M. Chassy, professeur de nutrition à l’Université d’Illinois disposait d’une subvention de Monsanto  pour promouvoir les biotechnologies végétales. Il réagit ainsi dans Le Monde du 9 septembre, dans un excellent article consacré à l‘affaire… par le même Stéphane Foucart : « ils explorent nos relations avec les industriels, car ils ne peuvent pas contester la vériét de nos arguments » Estimant que ce type d’enquête est un dévoiement de la procédure américaine,  il dit dans le cas présent, c’est le soutien  de l’industrie à mon université qui m’a permis d’exprimer ma vérité académique ».
Et il a sans doute raison…et beaucoup d’autres chercheurs, dans beaucoup d’autres domaines pourraient dire la même chose.
Lobbies biotechno contre lobbies bio
Et ce que révèle Stéphane Foucart dans son article  du 9 septembre, mais qu’il ne reprend pas dans sa chronique  bimensuelle, c’est que US right to know est un lobby financé par l’industrie de l’agriculture biologique ! Alors évidemment, l’association dénonciatrice ne s’est pas intéressée aux potentiels conflits d’intérêts entre chercheurs et lobbys agrobiologiques. Qu’à cela ne tienne, le New-York times, qui donne une belle leçon de journalisme, l’a fait dans le même article où il publiait l’enquête de US right to know, et il est aussi tombé sur quelques cas intéressants, par exemple un agronome de l’Université de l’Etat de Washington, M. Benbrook, qui a plaidé auprès des décideurs et du public pour l’étiquetage des OGM et pour l’interdiction de cultures transgéniques résistantes à des herbicides sans mentionner ses liens avec les industriels de l’agriculture biologiques.
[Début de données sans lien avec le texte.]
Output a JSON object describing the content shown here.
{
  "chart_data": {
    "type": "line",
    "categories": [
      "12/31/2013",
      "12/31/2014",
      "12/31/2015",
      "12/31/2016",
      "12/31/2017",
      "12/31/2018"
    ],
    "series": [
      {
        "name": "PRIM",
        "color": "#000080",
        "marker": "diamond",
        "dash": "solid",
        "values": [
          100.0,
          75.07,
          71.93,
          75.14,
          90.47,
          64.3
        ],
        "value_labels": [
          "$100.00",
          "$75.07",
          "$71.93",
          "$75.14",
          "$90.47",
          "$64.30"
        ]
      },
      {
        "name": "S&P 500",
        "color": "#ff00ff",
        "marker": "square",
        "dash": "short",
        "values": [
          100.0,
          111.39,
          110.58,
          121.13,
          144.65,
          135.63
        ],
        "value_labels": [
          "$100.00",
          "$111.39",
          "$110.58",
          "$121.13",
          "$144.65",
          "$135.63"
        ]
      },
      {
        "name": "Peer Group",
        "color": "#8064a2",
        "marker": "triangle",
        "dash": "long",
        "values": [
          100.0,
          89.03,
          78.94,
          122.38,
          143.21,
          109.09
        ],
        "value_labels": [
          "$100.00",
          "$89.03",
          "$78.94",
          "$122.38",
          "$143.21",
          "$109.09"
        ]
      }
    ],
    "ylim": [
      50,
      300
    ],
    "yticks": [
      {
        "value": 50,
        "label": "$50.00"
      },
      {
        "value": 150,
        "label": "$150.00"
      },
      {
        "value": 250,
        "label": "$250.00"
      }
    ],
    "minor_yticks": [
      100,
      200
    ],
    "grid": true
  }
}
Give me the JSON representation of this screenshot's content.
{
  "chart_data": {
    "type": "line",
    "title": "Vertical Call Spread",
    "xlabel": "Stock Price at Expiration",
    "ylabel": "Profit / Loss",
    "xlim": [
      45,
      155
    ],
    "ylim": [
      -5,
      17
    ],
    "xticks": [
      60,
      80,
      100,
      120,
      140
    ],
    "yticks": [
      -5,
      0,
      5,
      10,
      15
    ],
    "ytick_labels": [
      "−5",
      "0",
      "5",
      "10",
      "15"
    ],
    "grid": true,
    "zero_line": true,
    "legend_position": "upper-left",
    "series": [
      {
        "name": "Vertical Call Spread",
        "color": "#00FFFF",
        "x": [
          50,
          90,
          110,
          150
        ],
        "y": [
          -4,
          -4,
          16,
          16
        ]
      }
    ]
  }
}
Même si leurs dépenses de lobbying ne représentent qu’une faible partie de celles des firmes de biotechnologies, le problème existe aussi.
Et M. Foucart aurait du y être d’autant plus sensible que nous avons connu en France l‘emblématique affaire Séralini et ses photos en gros plans de rats rendus difformes par de gigantesques tumeurs, prétendument provoquées par le maïs transgénique résistant au round-up – glyphosate – en réalité un vieillissement habituel chez cette souche. 3 millions d’euros dépensés en vain dans une étude mal conçue dès le départ et qui n’a apporté, et ne pouvait apporter aucun résultat scientifiquement fondé. Mais il fallait que Carrefour, Auchan, Biocoop, Naturalia et le CRIIGEN de Corinne Lepage en aient pour leur argent et l’aveu final de Séralini (Marianne, 9 février 2013): « Aucune équipe de biologistes ne peut dépenser autant que nous… Nous devions absolument publier, sous peine de devoir rembourser les crédits alloués par nos partenaires »
Veut-on que les firmes se privent de l’expertise des universitaires et chercheurs publics ? Que ceux-ci se maintiennent à l’écart des problèmes rencontrés dans leurs domaines ? Que les experts ne connaissent rien aux applications de leurs sciences ? Qu’ils n’aient pas droit de faire part au public et aux décideurs de leurs savoirs et de leurs convictions ?
 
Curieusement, Stéphane Foucart rappelle le problème de la démocratie et de l’expertise n’est pas nouveau, et que la démocratie athénienne du III ème siècle avait son corps d’experts, qui étaient des esclaves au service de la cité. Merci pour les chercheurs ! On peut penser que leur intervention dans les problèmes industriels et dans le débat public est utile et légitime, à condition que la liberté d’expression, de discussion, d’appréciation soit totale. Mais la crédibilité des chercheurs et de la science sera de plus en plus atteinte en absence de transparence sur leurs intérêts et collaborations ; les lois, règlements et pratiques existantes sont sans doute insuffisantes.  Pour le dire autrement, pour un positiviste, les chercheurs et experts exercent une forme de pouvoir spirituel et doivent donc se plier à l’injonction d’Auguste Comte : « Vivre au grand jour »- au moins professionnellement.